I was in Boracay last week and documented part of that trip through my Instagram Stories. Because of that, I got a lot of questions about what the state of the island is after Duterte called it a cesspool and threatened its closure.
This island is close to my heart and I consider it my second home. So coming back to it with a video camera for the first time since I first visited 11 years ago, I wanted to show it with a loving hand. Watch my travel vlog below:
I know you all have one single question about coming to Boracay: “Is the island going to close?”
And the answer is that’s still up in the air (but looking closer to possible, given several new developments since I came back from my visit last week). It really depends on the concrete actions that the island takes, as well as the decision the government comes to after a certain period of time. But since PAGCOR approved the permit for a Galaxy Entertainment casino development on the island and the land’s already been bought, despite the Boracay Task Force recommending island closure for up to a year, it’s all starting to look like a pressure play to ease out local businesses in favor of another entity.
(Need I mention that the Boracay Task Force didn’t consult with stakeholders?)
I did sit with a group of Boracay’s business people over a casual chat, and their main concern is that some people are being denied their rights to due process. I mean, even if they were all complying with previous ordinances and regulations, getting the proper permits, now some loopholes are being found and exploited to take things away from people.

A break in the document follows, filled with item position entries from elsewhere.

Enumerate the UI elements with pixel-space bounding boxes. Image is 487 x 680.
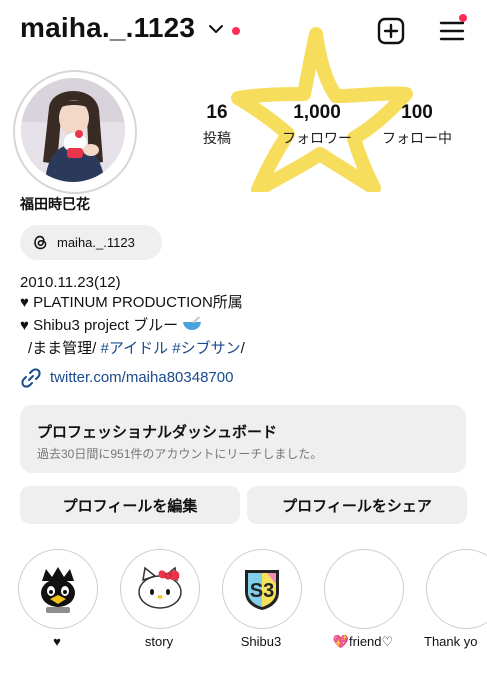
highlight-label: Thank yo: [424, 634, 478, 649]
stat-following-label: フォロー中: [382, 130, 452, 146]
bio-line-birthday: 2010.11.23(12): [20, 274, 121, 291]
bio-line-agency: ♥︎ PLATINUM PRODUCTION所属: [20, 293, 243, 313]
bio-line-tags: /まま管理/ #アイドル #シブサン/: [28, 339, 245, 359]
bio-slash: /: [240, 340, 245, 357]
badtz-maru-icon: [41, 567, 75, 613]
avatar[interactable]: [21, 78, 125, 182]
bowl-icon: [183, 316, 202, 330]
professional-dashboard[interactable]: プロフェッショナルダッシュボード 過去30日間に951件のアカウントにリーチしま…: [20, 405, 466, 473]
highlight-thank-you[interactable]: [426, 549, 487, 629]
profile-link[interactable]: twitter.com/maiha80348700: [50, 369, 233, 386]
svg-text:S3: S3: [250, 580, 274, 602]
menu-notification-dot: [459, 14, 467, 22]
dashboard-title: プロフェッショナルダッシュボード: [37, 424, 278, 441]
bio-manager-text: /まま管理/: [28, 340, 101, 357]
highlight-story[interactable]: [120, 549, 200, 629]
highlight-label: Shibu3: [240, 634, 282, 649]
share-profile-button[interactable]: プロフィールをシェア: [247, 486, 467, 524]
highlight-heart[interactable]: [18, 549, 98, 629]
bio-line-project: ♥︎ Shibu3 project ブルー: [20, 316, 202, 336]
dashboard-subtitle: 過去30日間に951件のアカウントにリーチしました。: [37, 447, 323, 461]
heart-icon: ♥︎: [20, 294, 29, 311]
link-icon: [21, 368, 41, 388]
threads-icon: [32, 234, 49, 251]
bio-project-text: Shibu3 project ブルー: [33, 317, 179, 334]
highlight-label: ♥: [53, 634, 61, 649]
stat-followers-value: 1,000: [293, 102, 341, 123]
stat-posts-label: 投稿: [203, 130, 231, 146]
hello-kitty-icon: [138, 566, 182, 609]
edit-profile-button[interactable]: プロフィールを編集: [20, 486, 240, 524]
stat-followers[interactable]: 1,000 フォロワー: [262, 102, 372, 148]
highlight-label: story: [144, 634, 174, 649]
heart-icon: ♥︎: [20, 317, 29, 334]
bio-agency-text: PLATINUM PRODUCTION所属: [33, 294, 243, 311]
stat-followers-label: フォロワー: [282, 130, 352, 146]
shibu3-logo-icon: S3: [245, 570, 279, 610]
hashtag-shibusan[interactable]: #シブサン: [172, 340, 240, 357]
stat-following[interactable]: 100 フォロー中: [362, 102, 472, 148]
highlight-friend[interactable]: [324, 549, 404, 629]
profile-username[interactable]: maiha._.1123: [20, 12, 195, 44]
profile-name: 福田時巳花: [20, 196, 90, 212]
highlight-label: 💖friend♡: [332, 634, 394, 649]
hashtag-idol[interactable]: #アイドル: [101, 340, 169, 357]
highlight-shibu3[interactable]: S3: [222, 549, 302, 629]
stat-posts[interactable]: 16 投稿: [162, 102, 272, 148]
chevron-down-icon[interactable]: [208, 24, 224, 34]
threads-handle: maiha._.1123: [57, 235, 135, 250]
stat-posts-value: 16: [206, 102, 228, 123]
threads-badge[interactable]: maiha._.1123: [20, 225, 162, 260]
stat-following-value: 100: [401, 102, 433, 123]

The people really hit hardest by all this are the small business owners who don’t have any power to sway decisions, they don’t have the money to pay permits and penalties and, you know, hush money. Big hotel chains can weather the island closure, but for small businesses if the island closes then they go out of business, people lose their jobs and the whole island suffers.
I’m really hoping for the best resolution to this problem: the Solomonic solution that doesn’t involve cutting a baby in half, metaphorically. I still want people to come and enjoy Boracay for many, many years to come.